Bangor acts to stop charter schools, after failed bid to start 420-student ‘Queen City Academy’

Posted June 02, 2013, at 6:58 p.m.
Last modified June 03, 2013, at 6:09 a.m.

BANGOR, Maine — Bangor city councilors will consider a citywide moratorium on charter schools, arguing that having one in the city would create unnecessary competition and put a financial strain on an already strong public school system.

The council will hold a first reading of the proposed moratorium during a special council meeting Monday night.

Earlier this year, an application to create a Queen City Academy charter school at the former site of the Bangor YMCA on Hammond Street was rejected by the Maine Charter School Commission because it didn’t adequately explain how the plan would be financed.

The application, authored by construction company owner Murat Kilic of Revere, Mass., stated that the school would have “high expectations … at the core of the education program. An extended learning program, tutoring opportunities, data-driven instructional programs, parent involvement and collaboration with the area universities and colleges will be important components of the school’s program. Moreover, [Queen City Academy] will implement a character education program, provide a career-oriented college preparation program and ensure strong student-teacher-parent alliance.”

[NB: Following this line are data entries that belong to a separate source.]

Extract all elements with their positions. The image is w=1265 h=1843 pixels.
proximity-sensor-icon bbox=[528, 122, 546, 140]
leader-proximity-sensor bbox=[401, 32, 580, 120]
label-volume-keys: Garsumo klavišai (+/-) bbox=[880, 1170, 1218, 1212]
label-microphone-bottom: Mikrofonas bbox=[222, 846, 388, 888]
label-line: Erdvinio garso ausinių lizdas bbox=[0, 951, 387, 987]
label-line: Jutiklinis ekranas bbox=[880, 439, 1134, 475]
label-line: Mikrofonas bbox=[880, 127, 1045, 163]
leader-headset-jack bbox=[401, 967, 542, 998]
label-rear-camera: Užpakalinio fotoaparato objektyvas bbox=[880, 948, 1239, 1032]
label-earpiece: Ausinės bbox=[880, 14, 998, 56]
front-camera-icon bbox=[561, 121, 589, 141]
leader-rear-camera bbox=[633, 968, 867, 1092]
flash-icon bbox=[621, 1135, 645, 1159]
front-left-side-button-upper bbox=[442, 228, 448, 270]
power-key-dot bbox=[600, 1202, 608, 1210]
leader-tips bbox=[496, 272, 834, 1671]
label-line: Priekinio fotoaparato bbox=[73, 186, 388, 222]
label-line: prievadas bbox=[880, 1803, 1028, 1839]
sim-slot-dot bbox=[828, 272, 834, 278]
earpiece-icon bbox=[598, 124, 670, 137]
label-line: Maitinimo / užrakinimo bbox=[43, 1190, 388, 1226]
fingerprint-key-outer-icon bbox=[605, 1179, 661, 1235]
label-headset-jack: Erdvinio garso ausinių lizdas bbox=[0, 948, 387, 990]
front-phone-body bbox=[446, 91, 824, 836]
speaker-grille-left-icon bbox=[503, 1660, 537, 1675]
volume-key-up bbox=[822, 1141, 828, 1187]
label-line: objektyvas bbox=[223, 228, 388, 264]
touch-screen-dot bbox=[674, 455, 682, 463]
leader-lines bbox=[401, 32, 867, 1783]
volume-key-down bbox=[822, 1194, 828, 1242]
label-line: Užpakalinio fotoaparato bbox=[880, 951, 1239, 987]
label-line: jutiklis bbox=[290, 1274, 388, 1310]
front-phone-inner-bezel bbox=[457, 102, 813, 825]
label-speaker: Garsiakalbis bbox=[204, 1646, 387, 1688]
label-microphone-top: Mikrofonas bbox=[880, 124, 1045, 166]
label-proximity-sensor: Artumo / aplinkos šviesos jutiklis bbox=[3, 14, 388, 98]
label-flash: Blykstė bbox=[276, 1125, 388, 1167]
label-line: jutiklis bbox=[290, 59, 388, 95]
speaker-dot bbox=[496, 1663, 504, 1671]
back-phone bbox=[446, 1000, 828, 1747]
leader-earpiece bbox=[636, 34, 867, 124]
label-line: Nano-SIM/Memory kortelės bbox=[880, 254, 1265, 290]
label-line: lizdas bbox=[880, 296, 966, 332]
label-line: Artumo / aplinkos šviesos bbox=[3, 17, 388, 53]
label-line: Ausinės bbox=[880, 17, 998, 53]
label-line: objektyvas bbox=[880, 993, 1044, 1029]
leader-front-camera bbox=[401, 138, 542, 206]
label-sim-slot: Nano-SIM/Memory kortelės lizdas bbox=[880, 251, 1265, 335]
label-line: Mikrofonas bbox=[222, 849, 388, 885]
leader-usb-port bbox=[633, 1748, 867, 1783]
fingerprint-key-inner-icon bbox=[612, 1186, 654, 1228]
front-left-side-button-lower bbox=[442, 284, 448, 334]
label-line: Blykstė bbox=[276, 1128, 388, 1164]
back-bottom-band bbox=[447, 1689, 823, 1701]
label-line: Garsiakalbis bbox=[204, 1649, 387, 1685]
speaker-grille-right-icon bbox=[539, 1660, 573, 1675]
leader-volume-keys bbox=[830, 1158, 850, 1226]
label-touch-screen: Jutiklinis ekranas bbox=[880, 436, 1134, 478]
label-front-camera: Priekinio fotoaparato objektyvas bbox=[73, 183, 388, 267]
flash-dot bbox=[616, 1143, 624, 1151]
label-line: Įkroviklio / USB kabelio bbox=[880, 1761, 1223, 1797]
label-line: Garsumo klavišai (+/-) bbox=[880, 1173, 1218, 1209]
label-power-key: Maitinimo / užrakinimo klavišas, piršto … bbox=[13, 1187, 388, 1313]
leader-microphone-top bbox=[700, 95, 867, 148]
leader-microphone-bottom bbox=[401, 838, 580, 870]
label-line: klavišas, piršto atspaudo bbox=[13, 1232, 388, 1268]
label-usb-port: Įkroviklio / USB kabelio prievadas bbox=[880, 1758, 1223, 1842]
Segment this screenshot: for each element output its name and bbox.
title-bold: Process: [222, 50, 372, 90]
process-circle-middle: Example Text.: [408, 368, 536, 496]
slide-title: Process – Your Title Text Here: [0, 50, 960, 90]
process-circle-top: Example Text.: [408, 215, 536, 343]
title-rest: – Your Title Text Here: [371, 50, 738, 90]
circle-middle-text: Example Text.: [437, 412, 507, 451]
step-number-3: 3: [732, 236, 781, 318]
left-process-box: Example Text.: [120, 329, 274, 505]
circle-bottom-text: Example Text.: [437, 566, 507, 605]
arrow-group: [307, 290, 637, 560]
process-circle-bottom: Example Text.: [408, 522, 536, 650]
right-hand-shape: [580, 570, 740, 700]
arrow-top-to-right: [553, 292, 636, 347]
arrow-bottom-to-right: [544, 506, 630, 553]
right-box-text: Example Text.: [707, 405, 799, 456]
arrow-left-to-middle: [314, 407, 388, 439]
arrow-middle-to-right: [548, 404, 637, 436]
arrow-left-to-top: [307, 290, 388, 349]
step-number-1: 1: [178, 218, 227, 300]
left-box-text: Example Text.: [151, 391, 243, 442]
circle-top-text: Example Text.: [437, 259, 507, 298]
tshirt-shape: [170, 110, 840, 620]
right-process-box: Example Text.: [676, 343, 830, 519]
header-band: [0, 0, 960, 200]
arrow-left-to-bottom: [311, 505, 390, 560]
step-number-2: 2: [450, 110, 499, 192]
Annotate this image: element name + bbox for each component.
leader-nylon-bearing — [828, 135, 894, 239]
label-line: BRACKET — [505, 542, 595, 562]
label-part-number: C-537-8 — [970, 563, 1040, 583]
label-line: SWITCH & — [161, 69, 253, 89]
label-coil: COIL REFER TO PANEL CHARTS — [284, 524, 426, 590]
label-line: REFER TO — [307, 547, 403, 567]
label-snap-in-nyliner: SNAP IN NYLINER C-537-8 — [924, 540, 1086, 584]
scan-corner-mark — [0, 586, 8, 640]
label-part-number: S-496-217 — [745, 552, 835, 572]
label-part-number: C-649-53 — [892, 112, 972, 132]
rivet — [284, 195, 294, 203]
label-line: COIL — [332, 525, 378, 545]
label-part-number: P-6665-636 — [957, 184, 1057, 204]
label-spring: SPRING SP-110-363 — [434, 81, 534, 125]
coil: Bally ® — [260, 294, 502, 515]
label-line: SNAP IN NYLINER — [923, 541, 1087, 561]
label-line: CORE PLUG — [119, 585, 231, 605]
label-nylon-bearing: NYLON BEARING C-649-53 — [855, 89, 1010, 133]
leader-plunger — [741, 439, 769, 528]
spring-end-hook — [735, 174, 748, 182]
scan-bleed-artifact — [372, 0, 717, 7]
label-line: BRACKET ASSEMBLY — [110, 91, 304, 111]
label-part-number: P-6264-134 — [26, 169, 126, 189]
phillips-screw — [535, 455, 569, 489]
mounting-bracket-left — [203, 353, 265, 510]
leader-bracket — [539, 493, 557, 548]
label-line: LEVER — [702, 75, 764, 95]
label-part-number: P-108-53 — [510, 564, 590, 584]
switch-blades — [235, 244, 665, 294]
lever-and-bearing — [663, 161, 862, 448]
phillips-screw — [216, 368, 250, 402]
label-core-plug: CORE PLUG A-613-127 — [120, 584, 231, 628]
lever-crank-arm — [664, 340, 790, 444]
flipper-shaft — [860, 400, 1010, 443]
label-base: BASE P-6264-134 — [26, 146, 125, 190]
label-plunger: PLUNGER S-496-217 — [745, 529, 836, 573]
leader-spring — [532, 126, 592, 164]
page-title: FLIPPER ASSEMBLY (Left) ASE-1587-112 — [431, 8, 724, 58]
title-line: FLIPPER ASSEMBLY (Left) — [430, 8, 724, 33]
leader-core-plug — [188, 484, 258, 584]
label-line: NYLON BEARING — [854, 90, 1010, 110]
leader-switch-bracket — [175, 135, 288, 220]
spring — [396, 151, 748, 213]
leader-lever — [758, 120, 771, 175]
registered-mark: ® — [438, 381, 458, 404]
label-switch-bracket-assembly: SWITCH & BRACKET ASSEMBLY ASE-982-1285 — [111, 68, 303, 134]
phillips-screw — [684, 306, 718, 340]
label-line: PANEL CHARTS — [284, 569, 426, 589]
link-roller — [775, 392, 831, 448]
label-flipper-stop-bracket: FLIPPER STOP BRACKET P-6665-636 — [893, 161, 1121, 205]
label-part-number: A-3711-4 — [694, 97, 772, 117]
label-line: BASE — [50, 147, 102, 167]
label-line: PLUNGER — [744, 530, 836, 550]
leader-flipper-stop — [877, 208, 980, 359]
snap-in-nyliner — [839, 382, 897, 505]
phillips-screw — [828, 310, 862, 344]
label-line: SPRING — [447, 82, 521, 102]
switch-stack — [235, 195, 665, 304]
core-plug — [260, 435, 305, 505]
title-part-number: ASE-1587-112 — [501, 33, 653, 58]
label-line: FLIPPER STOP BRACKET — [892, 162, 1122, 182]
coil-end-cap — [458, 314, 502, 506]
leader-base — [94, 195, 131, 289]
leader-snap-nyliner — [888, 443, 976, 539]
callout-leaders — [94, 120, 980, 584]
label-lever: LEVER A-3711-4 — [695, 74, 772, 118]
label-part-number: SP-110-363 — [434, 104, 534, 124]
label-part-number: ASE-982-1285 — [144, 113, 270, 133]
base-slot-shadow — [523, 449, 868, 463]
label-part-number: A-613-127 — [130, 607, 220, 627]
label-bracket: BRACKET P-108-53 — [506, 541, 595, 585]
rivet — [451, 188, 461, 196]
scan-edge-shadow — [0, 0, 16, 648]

The school projected it would serve 420 Bangor-area students in grades 6-12.

Kilic also serves as chairman of the board of trustees of the Pioneer Charter School of Science in Everett, Mass. He told the Portland Press Herald after the denial that he likely would reapply.

Gov. Paul LePage has been a strong proponent of charter schools, arguing that their presence would prompt public schools to improve performance to attract and retain students.

The Queen City charter school application trumpeted a focus on Science, Technology, Engineering and Math, or STEM, offerings, including calculus courses. Bangor School Department Superintendent Betsy Webb said during a May Government Operations Committee meeting that she was perplexed by that claim, because Bangor’s public schools have their own STEM academy and have been offering higher-than-average calculus courses for decades, she said. Bangor schools also offer similar partnerships with higher education institutions and technical schools.

At this point, charter schools have had little effect on Bangor’s school system, but if a charter school were to set up shop in the city, it likely would pull public funds away from public schools, according to Webb.

Neither the city nor its school system were consulted during the Queen City school’s application process, according to counselors. The school’s application includes several letters of support, all but one of which originate from southern Maine or out of state, Webb pointed out.

Councilor Joe Baldacci raised concerns about the motivations behind the charter school, citing a story in which the Portland Press Herald linked the charter school effort to Turkish Imam Fethulla Gulen, who moved to the United States in 1999 after he was charged with trying to overthrow the Turkish government. He later was acquitted, but continues to live in Pennsylvania and has been behind some 120 charter schools across the country, according to investigations by national news outlets including “60 Minutes” and The New York Times.

Baldacci and other councilors urged caution and careful review before allowing a charter school in the city during the May 20 Government Operations Committee meeting.

“It’s going to impact people in this city,” Baldacci said. “When you start taking taxpayer money, then obviously we have the right to ask questions.”

Council Chairman Nelson Durgin and Councilor James Gallant said they were concerned that certain charter schools might start for “self-serving” business reasons, rather than in the interests of the community or its students.

“For me, a charter school makes the educational experience more about business and money than anything else,” Gallant said.

Councilors Patricia Blanchette, Pauline Civiello and David Nealley said they had mixed feelings on charter schools. Such schools are needed and useful in certain parts of the country, but they might not be filling a need or education gap in a community like Bangor and might hurt the finances and ability to educate of the public schools, councilors said.

The council also is likely to pass a resolution stating that the city recommends that no additional charter schools be approved before all laws relating to charter schools in Maine are reviewed. The resolution states that on average charter schools take $9,000 per child in state and local funding away from public schools, and taxpayers who fund the schools are denied from having input in how the schools are operated.